Figure 19-7: The BlockedTree table with data
The test harness in this example uses a simple custom-coded method of displaying a tree, but there's a better way to do it. Microsoft provides the outstanding TreeView control for just this task in their Internet Explorer Web controls package at http://msdn.microsoft.com/library/default.asp?url=/workshop/webcontrols/overview/treeview.asp. Don't let the name fool you—it's not only for Internet Explorer. In fact, it works quite well in Netscape 4.x and 6, thanks to some clever coding by Microsoft.
The Internet Explorer Web controls package is free and includes several other useful Web components, such as a tabbed view and a docking-capable toolbar that will have your Web applications looking like desktop applications!
Using recursion to walk through the tree is not the most high-performance method of moving through a tree structure. As an alternative, you can create an index that looks like Table 19-4.
CATEGORYID | DESCRIPTION | PARENTCATEGORYID | INDEX |
---|---|---|---|
1 | Video Tapes | -1 | 1.0.0 |
2 | Horror | 1 | 1.2.0 |
3 | Comedy | 1 | 1.3.0 |
4 | Romantic Comedy | 3 | 1.3.4 |
5 | Drama | 1 | 1.5.0 |
The index is a string that shows the category at each stop of the tree. In Table 19-4, the root CategoryID is 1; therefore, all of the first numbers in the index are 1. The second number is the next level down in the tree, which is different for everything except the Romantic Comedy category. Romantic Comedy is a subcategory of Comedy, so they share the second number 3. The last number is 0 for everything but Romantic Comedy because only it is nested three levels deep.
The index would not actually be stored in the database but instead assembled in memory as a way to quickly iterate through the tree without recursion. The reason why it's not a good idea to necessarily store the index in the database is because you would have to use the substring function as part of your subquery, which would cause a table scan.

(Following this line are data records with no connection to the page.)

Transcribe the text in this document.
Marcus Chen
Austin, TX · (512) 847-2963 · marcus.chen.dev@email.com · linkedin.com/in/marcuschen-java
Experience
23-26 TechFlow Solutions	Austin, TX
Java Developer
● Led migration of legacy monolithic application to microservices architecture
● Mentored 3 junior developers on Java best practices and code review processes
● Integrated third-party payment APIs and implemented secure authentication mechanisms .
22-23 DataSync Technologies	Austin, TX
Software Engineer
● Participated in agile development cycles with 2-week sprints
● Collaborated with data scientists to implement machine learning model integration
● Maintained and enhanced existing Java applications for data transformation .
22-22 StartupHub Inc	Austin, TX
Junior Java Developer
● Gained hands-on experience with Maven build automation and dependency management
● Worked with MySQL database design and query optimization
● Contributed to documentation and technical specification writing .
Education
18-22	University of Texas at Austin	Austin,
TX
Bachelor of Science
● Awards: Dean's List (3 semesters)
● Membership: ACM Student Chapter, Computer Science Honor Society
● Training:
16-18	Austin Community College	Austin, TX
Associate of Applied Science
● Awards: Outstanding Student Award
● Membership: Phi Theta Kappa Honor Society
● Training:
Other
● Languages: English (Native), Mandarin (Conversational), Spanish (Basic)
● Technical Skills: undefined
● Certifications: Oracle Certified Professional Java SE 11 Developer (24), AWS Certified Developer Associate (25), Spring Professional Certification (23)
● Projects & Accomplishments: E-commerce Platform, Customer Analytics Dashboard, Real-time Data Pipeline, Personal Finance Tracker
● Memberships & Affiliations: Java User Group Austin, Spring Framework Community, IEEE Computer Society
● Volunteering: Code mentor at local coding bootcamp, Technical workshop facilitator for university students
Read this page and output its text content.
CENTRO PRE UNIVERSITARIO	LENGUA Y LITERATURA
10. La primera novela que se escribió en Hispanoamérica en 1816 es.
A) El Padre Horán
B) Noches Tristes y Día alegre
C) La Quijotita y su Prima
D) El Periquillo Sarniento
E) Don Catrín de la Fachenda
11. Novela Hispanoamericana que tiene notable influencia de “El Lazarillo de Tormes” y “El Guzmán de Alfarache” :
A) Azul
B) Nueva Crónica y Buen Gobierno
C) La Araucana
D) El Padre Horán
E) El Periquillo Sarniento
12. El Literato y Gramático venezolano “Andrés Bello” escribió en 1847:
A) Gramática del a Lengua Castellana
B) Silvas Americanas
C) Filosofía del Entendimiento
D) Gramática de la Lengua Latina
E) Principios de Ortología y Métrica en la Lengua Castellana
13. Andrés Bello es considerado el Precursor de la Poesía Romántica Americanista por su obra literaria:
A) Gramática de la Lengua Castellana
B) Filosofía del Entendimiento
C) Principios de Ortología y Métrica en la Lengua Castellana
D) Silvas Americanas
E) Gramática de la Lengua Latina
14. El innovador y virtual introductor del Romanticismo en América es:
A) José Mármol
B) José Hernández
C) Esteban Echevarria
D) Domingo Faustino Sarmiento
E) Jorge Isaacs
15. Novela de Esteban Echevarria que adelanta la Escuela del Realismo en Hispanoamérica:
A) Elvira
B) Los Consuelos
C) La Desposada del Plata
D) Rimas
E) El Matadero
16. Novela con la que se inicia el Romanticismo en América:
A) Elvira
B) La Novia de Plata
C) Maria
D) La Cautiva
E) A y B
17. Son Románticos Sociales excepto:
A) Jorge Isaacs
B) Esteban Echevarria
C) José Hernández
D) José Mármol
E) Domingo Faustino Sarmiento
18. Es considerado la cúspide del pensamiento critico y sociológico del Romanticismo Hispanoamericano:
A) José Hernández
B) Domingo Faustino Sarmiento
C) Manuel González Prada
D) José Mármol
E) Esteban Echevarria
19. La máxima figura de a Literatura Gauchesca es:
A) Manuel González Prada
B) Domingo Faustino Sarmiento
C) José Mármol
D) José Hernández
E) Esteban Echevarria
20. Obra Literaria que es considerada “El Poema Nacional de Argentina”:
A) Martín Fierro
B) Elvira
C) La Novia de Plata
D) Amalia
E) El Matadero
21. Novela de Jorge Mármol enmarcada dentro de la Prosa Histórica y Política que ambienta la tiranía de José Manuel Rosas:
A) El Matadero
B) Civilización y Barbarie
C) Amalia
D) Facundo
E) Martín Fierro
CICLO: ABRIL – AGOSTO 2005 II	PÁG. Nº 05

Implementing an index such as this is both a good and a bad thing depending on how you look at it. The good part is that once the tree is assembled, the tree can be iterated through and searched quickly and without recursion. The bad part is there's a small upfront cost in building the index. Because .NET is stateless and will forget the tree as soon as it's assembled, we included the "quick-and-dirty" method over building the full index for the examples in this chapter.
If you plan on caching a tree or implementing some type of method that reuses the same structure, we recommend adding an index.